Cuando revolvía los trastos apilados, aparecían las cosas más inverosímiles para avivar mi ansiedad de aventuras; porque hasta entonces no había tenido novela de Julio Verne, Daniel Defoe, Salgan, o Sexton Blake que sobrepasara en emoción a la que me producía esta despensa con su penumbra excitante.

El polvo cubría todos los objetos; al pegarse a mis manos y ropas resultaba un acicate: mientras más sucias quedaban, más había adelantado en la exploración que llevaba años de empezada.

Levanté unos pesados jergones de cuero que rodaron con estrépito. Un casal de palomas voló desde lo alto de la estantería hasta posarse en una solera; allí quedaron mirando, al tiempo que movían acompasadamente la cabeza, como si tío Ignacio les hubiera recetado gargarismos contra una irritación.

Cuando se disipó el polvo, que al caer habían levantado los jergones, vi un arcón de madera blanca que mostraba en sus costados, quemada a fuego, la marca del ganado de la finca: un triángulo con una pequeña cruz apoyada en el cateto inferior, marca que pululaba en el galpón. No recordaba haberlo visto en otra oportunidad; intenté levantar la tapa, cedió unos centímetros y escuché el característico ruido de un candado. El cajón en su cara oculta tenía uno de letras, de esos que es necesario formar una palabra para abrirlos. ¿Cuál sería esa maldita palabra? Tuve intención de tomar un martillo y saltar el cerrojo. ¡Adivinar una palabra! Detestaba ese candado, tanto como los pasatiempos y «juegos de ingenio» de los diarios y revistas. Jamás había resuelto un comprimido, me crispan los nervios. A ellos y a ese candado les hubiera puesto una bomba. El día que tuve conciencia de mí inutilidad en aquellos juegos, me sentí profundamente deprimido. La historia, aquella adorable historia del colegio cuyas páginas devoraba identificándome con todos sus héroes, vino a salvarme. Fui para siempre Alejandro Magno, que de un tajo cortó el nudo legendario. ¡Dios mío, qué pueril satisfacción! ¡Alejandro, el semidiós, era tan inútil como yo para los acertijos! Desde entonces ya pude decir sin ruborizarme: «Y a mí qué me importan esas pamplinas».

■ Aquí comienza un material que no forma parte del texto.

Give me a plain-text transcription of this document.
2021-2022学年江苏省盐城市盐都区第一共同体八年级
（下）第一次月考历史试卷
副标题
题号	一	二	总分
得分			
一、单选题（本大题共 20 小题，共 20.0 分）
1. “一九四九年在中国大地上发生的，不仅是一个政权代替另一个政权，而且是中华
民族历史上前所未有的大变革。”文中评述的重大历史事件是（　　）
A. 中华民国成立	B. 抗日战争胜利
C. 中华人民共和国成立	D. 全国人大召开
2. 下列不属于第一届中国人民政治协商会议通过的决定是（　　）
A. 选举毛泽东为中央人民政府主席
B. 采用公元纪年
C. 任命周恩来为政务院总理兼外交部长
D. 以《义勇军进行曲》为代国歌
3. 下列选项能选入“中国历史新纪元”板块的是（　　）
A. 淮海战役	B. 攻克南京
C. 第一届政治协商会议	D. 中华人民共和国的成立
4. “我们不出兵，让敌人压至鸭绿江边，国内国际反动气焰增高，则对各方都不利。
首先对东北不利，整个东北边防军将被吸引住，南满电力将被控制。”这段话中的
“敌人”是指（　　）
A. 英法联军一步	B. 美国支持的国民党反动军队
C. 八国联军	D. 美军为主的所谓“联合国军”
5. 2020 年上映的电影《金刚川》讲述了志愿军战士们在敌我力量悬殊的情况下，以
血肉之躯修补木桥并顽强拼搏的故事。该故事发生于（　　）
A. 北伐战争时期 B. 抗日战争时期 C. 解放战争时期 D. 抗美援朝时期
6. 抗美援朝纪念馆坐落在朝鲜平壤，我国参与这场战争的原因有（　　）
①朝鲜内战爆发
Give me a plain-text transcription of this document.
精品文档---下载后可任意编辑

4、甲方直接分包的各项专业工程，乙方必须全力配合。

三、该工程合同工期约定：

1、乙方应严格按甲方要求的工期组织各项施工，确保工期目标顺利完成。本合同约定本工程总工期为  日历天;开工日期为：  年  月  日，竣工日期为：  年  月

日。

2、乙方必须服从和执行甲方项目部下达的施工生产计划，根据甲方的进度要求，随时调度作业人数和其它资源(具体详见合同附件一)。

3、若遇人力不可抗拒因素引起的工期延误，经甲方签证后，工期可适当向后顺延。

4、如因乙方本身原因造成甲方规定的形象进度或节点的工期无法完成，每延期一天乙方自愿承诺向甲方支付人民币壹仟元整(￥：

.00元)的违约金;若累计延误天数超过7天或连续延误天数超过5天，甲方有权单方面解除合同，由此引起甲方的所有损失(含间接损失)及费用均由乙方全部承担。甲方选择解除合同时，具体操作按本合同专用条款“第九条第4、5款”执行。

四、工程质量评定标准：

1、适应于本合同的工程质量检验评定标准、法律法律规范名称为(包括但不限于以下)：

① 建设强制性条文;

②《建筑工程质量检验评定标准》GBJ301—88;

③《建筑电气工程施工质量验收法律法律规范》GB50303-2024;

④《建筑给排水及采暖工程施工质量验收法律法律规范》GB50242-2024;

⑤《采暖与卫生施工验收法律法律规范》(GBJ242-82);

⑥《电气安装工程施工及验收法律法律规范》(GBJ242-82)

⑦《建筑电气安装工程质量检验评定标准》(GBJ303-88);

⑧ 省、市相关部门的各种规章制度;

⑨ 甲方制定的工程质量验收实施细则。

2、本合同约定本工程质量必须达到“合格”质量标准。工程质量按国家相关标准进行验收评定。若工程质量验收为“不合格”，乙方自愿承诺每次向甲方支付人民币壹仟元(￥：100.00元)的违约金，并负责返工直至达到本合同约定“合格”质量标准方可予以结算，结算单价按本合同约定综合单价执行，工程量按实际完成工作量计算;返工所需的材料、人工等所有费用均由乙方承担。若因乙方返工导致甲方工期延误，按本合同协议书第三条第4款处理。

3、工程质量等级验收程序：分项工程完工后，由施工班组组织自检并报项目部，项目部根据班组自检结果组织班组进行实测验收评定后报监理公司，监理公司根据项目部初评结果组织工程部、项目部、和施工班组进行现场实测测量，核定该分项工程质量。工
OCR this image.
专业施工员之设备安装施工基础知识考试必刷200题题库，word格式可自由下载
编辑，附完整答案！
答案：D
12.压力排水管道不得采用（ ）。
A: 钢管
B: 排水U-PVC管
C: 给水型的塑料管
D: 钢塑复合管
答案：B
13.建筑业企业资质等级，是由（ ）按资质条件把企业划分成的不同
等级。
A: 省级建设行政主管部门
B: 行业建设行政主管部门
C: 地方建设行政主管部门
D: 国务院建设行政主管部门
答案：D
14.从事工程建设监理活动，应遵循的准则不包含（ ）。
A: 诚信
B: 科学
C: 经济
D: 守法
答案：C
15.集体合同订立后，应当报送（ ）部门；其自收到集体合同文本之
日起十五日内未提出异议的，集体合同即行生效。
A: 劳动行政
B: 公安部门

Unos golpecitos meticulosos en la puerta maciza —que también había pertenecido al Fortín— me volvieron a la realidad. Temí ver de pronto la talluda figura de tío Ignacio. Siempre imaginaba el Ángel del Juicio Final, con una cara semejante a la del imperioso tío; un Ángel reloj en mano, esperando el minuto exacto.

—Soy yo, joven, ya traje la correspondencia. ¿Quiere que vamos a buscar las lombrices?

Respiré; era la voz de Victorio, esa melódica voz de tenorino que tienen los hijos de italianos.

Dudé un instante entre la maldita palabra del candado y las lombrices. Opté por las últimas, que me ofrecían una decorosa retirada, y hasta me aseguré que buscar lombrices resultaba más interesante que abrir el misterioso cajón.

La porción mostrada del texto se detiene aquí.